Graham Lane continues to promote a natural-gas solution for the next generation of Manitoba's electricity supply (A sensible alternative to new dams, Dec. 11).
Perhaps the best approach would be to have Lane present his own ideas and his objections to Hydro's plans to the Public Utilities Board when they hold public hearings into the development plan early in 2014. In that public review, facts and viewpoints can be presented, challenged, debated and judgment rendered by that responsible independent body, along with its permanent advisers, eight independent expert consulting companies from across North America and five non-governmental organizations with their own experts.

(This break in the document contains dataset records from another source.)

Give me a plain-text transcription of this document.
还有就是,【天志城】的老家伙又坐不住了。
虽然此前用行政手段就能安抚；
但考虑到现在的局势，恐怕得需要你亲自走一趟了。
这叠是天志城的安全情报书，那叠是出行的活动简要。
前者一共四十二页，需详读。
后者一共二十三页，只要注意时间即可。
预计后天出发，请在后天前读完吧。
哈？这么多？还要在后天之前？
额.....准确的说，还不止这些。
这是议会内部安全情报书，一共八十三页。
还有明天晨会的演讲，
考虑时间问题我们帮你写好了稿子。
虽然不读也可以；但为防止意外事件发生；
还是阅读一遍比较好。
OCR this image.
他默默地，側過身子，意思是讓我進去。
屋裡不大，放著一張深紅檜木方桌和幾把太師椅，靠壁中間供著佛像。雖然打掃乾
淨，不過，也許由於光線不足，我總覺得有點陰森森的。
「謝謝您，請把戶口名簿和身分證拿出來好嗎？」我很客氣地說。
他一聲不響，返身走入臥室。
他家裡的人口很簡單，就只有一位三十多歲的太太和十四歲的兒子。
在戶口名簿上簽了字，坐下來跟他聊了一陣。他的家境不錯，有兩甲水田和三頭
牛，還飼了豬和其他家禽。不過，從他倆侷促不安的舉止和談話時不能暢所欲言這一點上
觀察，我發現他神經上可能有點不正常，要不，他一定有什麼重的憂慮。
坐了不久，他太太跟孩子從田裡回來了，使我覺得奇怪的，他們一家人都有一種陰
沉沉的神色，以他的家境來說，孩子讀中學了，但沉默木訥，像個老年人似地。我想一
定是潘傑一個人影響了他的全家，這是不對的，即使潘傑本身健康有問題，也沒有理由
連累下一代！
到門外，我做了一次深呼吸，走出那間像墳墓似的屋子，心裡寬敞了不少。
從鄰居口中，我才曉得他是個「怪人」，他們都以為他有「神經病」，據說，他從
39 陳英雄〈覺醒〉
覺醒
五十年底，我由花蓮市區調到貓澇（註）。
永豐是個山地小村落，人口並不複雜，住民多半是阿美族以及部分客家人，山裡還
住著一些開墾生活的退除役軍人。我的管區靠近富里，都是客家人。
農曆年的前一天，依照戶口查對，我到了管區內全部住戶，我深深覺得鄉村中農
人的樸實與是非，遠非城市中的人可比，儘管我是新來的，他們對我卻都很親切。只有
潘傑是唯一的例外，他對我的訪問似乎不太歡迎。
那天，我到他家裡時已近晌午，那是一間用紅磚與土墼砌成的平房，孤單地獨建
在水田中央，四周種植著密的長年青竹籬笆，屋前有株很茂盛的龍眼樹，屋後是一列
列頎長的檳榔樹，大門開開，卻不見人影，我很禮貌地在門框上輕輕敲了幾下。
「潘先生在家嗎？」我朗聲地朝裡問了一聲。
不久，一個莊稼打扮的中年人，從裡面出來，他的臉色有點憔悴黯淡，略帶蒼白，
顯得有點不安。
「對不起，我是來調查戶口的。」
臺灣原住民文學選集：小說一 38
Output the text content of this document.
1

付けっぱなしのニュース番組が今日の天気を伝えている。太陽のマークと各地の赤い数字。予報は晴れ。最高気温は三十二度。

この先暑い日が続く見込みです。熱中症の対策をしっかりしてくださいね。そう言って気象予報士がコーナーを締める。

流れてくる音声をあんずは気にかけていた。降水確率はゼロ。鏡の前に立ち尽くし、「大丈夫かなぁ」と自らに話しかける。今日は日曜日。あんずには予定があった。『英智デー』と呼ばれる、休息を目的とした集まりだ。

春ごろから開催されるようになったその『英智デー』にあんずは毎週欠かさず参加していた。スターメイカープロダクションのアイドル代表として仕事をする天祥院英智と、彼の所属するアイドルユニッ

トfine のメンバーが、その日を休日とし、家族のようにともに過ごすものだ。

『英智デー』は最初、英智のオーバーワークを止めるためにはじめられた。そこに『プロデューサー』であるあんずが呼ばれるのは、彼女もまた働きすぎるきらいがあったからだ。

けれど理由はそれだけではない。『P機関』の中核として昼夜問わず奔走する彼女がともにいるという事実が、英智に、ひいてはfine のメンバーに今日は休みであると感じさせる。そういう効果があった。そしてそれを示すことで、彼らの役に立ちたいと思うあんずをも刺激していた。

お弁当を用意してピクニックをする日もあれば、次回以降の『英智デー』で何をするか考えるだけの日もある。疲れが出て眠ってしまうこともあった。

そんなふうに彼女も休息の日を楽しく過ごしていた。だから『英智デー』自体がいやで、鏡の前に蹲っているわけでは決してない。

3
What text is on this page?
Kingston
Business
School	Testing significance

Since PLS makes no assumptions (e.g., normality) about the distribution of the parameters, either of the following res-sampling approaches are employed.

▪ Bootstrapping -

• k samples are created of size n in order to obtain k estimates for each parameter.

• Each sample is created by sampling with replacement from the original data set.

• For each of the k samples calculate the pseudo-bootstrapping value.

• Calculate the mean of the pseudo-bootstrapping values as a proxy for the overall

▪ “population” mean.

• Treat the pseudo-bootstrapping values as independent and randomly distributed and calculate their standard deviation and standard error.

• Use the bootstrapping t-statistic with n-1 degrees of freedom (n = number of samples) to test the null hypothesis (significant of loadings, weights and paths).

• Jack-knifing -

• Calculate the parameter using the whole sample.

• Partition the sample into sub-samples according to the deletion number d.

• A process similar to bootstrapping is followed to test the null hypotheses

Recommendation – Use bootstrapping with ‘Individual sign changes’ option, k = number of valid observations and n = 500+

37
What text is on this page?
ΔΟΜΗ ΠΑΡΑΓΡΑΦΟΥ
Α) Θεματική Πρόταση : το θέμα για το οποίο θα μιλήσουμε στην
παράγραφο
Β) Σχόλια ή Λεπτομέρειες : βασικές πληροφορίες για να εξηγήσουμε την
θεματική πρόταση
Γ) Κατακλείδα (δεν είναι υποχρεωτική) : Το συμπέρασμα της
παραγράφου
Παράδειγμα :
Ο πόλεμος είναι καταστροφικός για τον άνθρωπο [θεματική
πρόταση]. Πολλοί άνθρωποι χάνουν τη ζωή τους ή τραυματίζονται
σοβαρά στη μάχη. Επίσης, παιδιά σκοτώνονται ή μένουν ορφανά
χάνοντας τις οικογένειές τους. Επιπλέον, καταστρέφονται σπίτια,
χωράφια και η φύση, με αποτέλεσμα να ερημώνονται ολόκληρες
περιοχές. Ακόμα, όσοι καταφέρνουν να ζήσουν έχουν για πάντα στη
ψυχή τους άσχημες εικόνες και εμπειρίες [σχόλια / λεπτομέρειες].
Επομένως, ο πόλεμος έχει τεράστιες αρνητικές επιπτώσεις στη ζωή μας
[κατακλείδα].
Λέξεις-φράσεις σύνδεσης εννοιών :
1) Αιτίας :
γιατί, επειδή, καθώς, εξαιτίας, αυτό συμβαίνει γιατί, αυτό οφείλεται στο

In contrast to Lane's "back of the envelope" calculations of costs and benefits, Manitoba Hydro has filed over 5,000 pages of evidence and analysis that back up its development plan, with comparisons that consider a wide range of possible development plans, including all natural-gas generation, as well as combinations of gas, wind and hydro. The conclusion to this extensive analysis is that the current development plan consisting of new hydroelectric generation, with additional transmission, is the most economic long-term plan to meet the future electricity needs of Manitobans as well as being the most environmentally friendly approach.
Lane implies that building gas generation instead of hydro would eliminate all or a major part of the rate increases forecast over the next 20 years. This ignores the detailed evidence currently in front of the PUB review that an all-natural-gas-fired generation plan would result in similar rate requirements over the next 20 years and would result in 70 per cent greater rate increases in the longer term compared to the preferred hydro plan.
Lane's assertion that a 850-megawatt natural-gas-fired generation station could provide the same or greater reliability than the Bipole III transmission line is factually incorrect. Engineering studies confirm that 1,500 megawatts of natural-gas generation would be required in 2017 to achieve the same reliability and then further gas generation of 500 MW would be required by the year 2025 to meet Manitoba customer load growth.
Manitoba Hydro must take the long view with respect to the development of new supplies of electricity for Manitobans. It is through a careful and comprehensive consideration of both the short and long term that Manitoba Hydro has been able to achieve among the lowest electricity rates in North America. Manitoba Hydro is confident that the proposed hydro plan will continue that successful approach.
Lane's continued critique of Hydro's plans, without the depth of analysis and facts to support his assertions, is oversimplified and misleading. Let the public review process take place. Interested Manitobans can follow the hearings, and transcripts will be posted online, and Hydro's development plan is available at www.hydro.mb.ca.